En un descansillo de la escalera, a mitad de camino del piso superior, habían colocado una mesa a modo de barricada, y dos hombres se parapetaban apuntando hacia arriba, en espera de la salida del grupo de Davis. Con su elegante traje arrugado, uno de los Pretorianos estaba tendido en el tramo de escalera que continuaba hacia abajo. Tenía los ojos abiertos y su blanca camisa manchada de sangre. Jaime reconoció al que escribía las actas en la reunión del día anterior. Un tercer hombre con chaqueta antibalas y rifle les salió al encuentro.
—¿Habéis lanzado los gases ya? —preguntó con acento neoyorquino al verles la máscara puesta.
Era aquel tipo joven de aspecto sádico llamado Paul. Por toda respuesta, Laura le colocó la pistola con silenciador en la cara, disparando. El individuo cayó hacia atrás, mientras ella se lanzaba escaleras arriba seguida por Jaime. Los dos hombres tras la mesa notaron que algo pasaba y uno volvió la cabeza. Laura, a dos metros, hizo blanco en él. El otro intentó girarse y Jaime disparó. La bala dio en la mesa. Cuando el hombre ya le encañonaba, Laura le colocó una precisa bala en el centro de la frente. Jaime estaba impresionado; Laura era una tiradora de élite y mantenía una admirable sangre fría.
Levantando su máscara, Jaime le advirtió:
—¡Cuidado, ahora vendrán desde la puerta!
Laura cogió una de las escopetas y las municiones de los bolsillos del muerto, luego bajaron hacia la puerta. En el umbral aparecieron los dos hombres del pasillo. Laura disparó al primero certeramente y la detonación produjo un gran estruendo; el segundo era Daniel y disparó su escopeta, pero su primer tiro se perdió en el techo. Las dos balas que Jaime le envió dieron en el chaleco antibalas y en una pierna. El tipo volvió a disparar mientras caía, pero tampoco acertó. Laura y Jaime respondieron al mismo tiempo y la cara de Daniel se llenó de sangre. Jaime no sintió lástima, sólo alivio.
—Coge ahora la escopeta; es una Remington 870; excelente a media distancia. ¡Y no te olvides de los cartuchos! —le dijo Laura quitándose la máscara y dejándola colgada del cuello—. Tenemos que cubrir la puerta.
—¡La servilleta! —avisó Jaime al oír ruido arriba. Ambos la colgaron a la espalda del chaleco.
¡Tumbad las mesas que podáis y cubrios atrás! —gritó Gutierres—. ¡Van a volar el suelo! —Pero él continuó tecleando su ordenador impasible a las explosiones. Por suerte las alfombras amortiguaron parte de los cascotes y nadie resultó herido. Tenían poco tiempo.

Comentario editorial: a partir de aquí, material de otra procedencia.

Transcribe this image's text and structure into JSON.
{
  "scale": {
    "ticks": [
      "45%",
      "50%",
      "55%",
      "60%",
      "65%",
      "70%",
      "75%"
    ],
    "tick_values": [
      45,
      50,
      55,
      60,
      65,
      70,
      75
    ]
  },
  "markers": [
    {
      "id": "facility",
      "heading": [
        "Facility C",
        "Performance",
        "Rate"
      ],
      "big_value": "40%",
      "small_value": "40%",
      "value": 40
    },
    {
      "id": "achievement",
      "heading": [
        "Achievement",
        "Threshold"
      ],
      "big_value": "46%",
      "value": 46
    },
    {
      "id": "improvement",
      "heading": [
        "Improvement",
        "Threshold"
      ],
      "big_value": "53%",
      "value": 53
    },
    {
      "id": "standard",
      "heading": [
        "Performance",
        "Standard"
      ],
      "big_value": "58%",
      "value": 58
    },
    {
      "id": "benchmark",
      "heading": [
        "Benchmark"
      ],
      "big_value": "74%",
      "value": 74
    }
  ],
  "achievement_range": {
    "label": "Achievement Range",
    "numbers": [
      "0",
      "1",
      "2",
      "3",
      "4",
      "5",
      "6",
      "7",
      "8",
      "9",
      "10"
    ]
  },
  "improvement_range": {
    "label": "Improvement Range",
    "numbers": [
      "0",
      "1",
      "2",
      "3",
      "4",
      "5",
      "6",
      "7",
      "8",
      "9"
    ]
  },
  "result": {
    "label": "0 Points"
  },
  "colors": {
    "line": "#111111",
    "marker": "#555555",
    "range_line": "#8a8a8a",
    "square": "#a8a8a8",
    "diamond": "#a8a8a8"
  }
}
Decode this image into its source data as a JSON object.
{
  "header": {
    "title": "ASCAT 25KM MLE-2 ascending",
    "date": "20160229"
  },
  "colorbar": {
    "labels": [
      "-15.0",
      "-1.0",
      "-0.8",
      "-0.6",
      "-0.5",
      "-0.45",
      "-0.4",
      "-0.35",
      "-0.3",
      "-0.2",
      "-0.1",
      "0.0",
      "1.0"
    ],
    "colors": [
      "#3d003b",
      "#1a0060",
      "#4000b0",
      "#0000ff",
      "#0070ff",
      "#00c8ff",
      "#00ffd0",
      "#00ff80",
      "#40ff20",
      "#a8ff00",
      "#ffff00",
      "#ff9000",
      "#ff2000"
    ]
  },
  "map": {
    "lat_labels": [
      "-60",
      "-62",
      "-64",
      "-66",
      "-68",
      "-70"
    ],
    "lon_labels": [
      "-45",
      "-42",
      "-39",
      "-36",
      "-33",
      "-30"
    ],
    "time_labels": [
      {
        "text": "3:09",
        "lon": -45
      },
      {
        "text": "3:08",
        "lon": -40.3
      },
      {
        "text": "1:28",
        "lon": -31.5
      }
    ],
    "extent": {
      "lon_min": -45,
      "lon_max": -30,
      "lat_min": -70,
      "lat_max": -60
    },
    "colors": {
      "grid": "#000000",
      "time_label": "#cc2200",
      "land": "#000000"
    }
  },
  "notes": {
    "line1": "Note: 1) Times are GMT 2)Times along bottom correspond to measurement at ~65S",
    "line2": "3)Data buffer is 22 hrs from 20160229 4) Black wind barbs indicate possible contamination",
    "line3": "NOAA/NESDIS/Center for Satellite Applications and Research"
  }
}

Gutierres ordenó que se agruparan junto a la puerta de emergencia norte y que Bob, el pretoriano más corpulento, ayudara a White, que casi no podía andar. En precaución de otro intento de asalto, colocaron varias mesas como barricadas frente a la puerta. Sólo había dos máscaras de gas para caso de incendio, y el jefe de los Pretorianos las reservó para Davis y él mismo. El resto debería proveerse de toallas mojadas en los aseos.
Así esperaron unos minutos. Sonaron disparos en la escalera, y al terminar éstos Gutierres dijo:
—Salgamos. Mike y Richy, los primeros. Yo os sigo y, si todo está bien, luego los demás. Al final Charly y Dan protegiendo al señor Davis.